The haste in which the bridge was constructed soon began to show. The brick vault of the bridge cracked almost immediately after completion, with the crack widening steadily over the next six years. By 1842 the gap had widened to 25 cm, causing seams to open in the bridge's foundations. Attempts were made to fill the gaps with copper wedges, but by 1846 all the wedges had fallen out and the bridge was crumbling, pieces falling into the water at the slightest vibration. A repair plan was drawn up by March 1847, but failed to solve the problems, with new defects being found in the repair works. In 1849 the arch collapsed, necessitating further repairs. Defects were again discovered in the vaulting in the early 1900s, and a 1904 examination declared the condition of the bridge unsatisfactory. In 1907, another reconstruction project was drawn up, proposing the fitting of lattice metal trusses. Neither this nor several subsequent repair programmes were implemented, and the bridge continued to collapse.

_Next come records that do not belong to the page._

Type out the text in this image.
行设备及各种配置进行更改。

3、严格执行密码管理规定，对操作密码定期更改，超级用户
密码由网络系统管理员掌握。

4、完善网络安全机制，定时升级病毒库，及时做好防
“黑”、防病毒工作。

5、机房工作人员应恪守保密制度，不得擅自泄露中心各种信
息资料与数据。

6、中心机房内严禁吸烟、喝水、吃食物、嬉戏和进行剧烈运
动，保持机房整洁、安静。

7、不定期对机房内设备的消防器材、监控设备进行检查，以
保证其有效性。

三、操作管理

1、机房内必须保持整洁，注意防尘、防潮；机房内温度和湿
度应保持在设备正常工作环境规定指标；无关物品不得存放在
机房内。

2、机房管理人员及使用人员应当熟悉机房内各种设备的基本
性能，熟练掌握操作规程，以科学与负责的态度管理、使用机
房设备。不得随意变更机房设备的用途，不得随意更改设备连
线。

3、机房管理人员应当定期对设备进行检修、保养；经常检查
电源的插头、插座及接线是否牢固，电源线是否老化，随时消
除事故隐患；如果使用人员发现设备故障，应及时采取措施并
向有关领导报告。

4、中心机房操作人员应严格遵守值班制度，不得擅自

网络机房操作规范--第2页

By the early 1920s the condition of the bridge was causing serious concern, and it was closed to traffic in 1924. It was again repaired between April 1925 and 1926 under the oversight of engineers B. D. Vasilyev and A. L. Salarev. The structure was strengthened with reinforced concrete and lined with granite, retaining the earlier appearance of the bridge, including Rossi's railings, which were restored. Another restoration took place in 2002 as part of the 300th anniversary of the founding of the city. Waterproofing was carried out, the railings were restored and the roadway and pavements repaired.

==Notes==

a. The Second Tsaritsyn Bridge is now the First Sadovy Bridge.